She died alone at 3 pm . Why hadn’t I stayed behind even though I had felt it would be her last --- or one of her last--- afternoons? She died alone at 3 pm . Why hadn’t I stayed behind even though I had felt it would be her last ---or one of her last--- afternoons? Not having slept too well the night before I made her comfortable in the last bedroom from which she had ceased to emerge, and left for work. When I came home and touched her cold, stiffening body, it felt odd. She had always felt soft and warm. Where had she come from? What karma had sent her soul into its black and white Phantom-faced package and into our care ?
She was a black and white scrap that I looked at sadly hoping she would be saved as I walked by on the other side of the road with my friend Mr Thomas. A school boy picked her up and carried her across to the other side as we reached the end of the road and turned the corner. About ten minutes later we walked by again, on the same road. There she was by the gate. By her sat a few crows. She looked utterly helpless. She was doomed. I stopped and looked at her. A faint mew. Mr Thomas chuckled. I didn’t think much or long before I bent down and scooped her up. Feebly her claws sank into my kurta as I walked along. “What will your dog say?” asked Mr Thomas. “I don’t know. He doesn’t like cats that’s for sure but he’s old and may accept her. The bigger problem is going to be the humans in my house.”

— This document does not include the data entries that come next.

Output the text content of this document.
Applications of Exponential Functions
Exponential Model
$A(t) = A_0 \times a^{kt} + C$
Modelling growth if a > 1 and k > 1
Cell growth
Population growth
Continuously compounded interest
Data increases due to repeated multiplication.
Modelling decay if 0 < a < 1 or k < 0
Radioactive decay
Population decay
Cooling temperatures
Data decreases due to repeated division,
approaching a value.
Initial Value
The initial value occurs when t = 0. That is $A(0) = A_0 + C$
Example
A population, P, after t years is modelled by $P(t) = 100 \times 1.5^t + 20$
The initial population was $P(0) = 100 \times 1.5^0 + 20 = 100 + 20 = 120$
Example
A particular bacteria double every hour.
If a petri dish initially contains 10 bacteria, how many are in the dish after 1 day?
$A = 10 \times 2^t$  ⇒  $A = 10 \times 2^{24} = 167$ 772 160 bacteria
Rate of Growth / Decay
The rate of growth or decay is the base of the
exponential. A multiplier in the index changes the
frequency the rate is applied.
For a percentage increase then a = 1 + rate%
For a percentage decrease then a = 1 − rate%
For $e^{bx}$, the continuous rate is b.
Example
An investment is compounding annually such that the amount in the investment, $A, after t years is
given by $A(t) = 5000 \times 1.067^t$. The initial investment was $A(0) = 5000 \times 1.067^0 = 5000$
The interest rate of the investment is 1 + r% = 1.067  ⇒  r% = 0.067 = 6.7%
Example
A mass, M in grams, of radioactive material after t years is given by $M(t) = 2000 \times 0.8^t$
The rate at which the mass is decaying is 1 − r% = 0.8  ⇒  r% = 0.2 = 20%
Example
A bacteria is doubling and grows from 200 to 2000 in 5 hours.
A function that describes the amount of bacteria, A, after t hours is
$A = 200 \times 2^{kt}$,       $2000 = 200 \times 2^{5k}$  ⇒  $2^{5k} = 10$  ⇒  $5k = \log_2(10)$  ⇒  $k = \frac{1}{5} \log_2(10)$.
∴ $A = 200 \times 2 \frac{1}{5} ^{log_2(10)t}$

As I reached home there was an outcry. “A cat ?! Now why did you go and bring her knowing Coco is here?” said husband. My daughters were both curious and welcoming. The house-staff only saw her as more work. Poor gentle bumbling Coco was seven years old, ageing rapidly and all he wanted to do was sniff her up thoroughly. Madhavi conducted a medical examination. “She is a girl Amma,” she announced. “Now what ? Kittens every year…how are we going to handle that ?” (husband). “We’ll see..” I said, ingratiating myself with everyone to make sure the kitten wasn’t sent away. She was placed in a shoebox on the verandah at the back. Madhavi fed her milk and water through an ink-filler.
“Let her sit there and have her milk, she needn’t come into the house at all,” said my husband after inspecting her carefully from a distance. I could see that he felt sorry for her but didn’t want to admit it. A month later Molu, the Cat, was seated on my husband’s stomach as he lay watching TV. She jumped through the window of his office room. She walked across his computer keyboard. She set up a wailing for fish and bits of idly and milk, she grew rapidly but even full-grown, she was quite tiny. She was exquisitely powerful and had very definite tastes. No one could get within three inches of her without splitting his skin unless she was prepared to be stroked. She balanced nonchalantly on two inches of railing 50 feet from the ground. She biffed Coco a couple of times to demonstrate her superior (tiger) ancestry.When she was nine years old, a blow to her chest ( received either by natural or unnatural force) led to surgery. It had to be conducted in the house and our living room was turned into a theatre for an hour. Dr Nagarajan was astonished at how strong she was and the amount of anaesthetic her small body needed to make it go limp. Her recovery was a revelation.
A few months before she died she fell ill with a bad infection and Dr Priya treated her with injections. Did she break or strain a hind-leg? Since she never allowed anyone to touch her in an exploratory way it was difficult to know...but she slowed down considerably ----fading, gradually fading into the great bright night that waits for us all.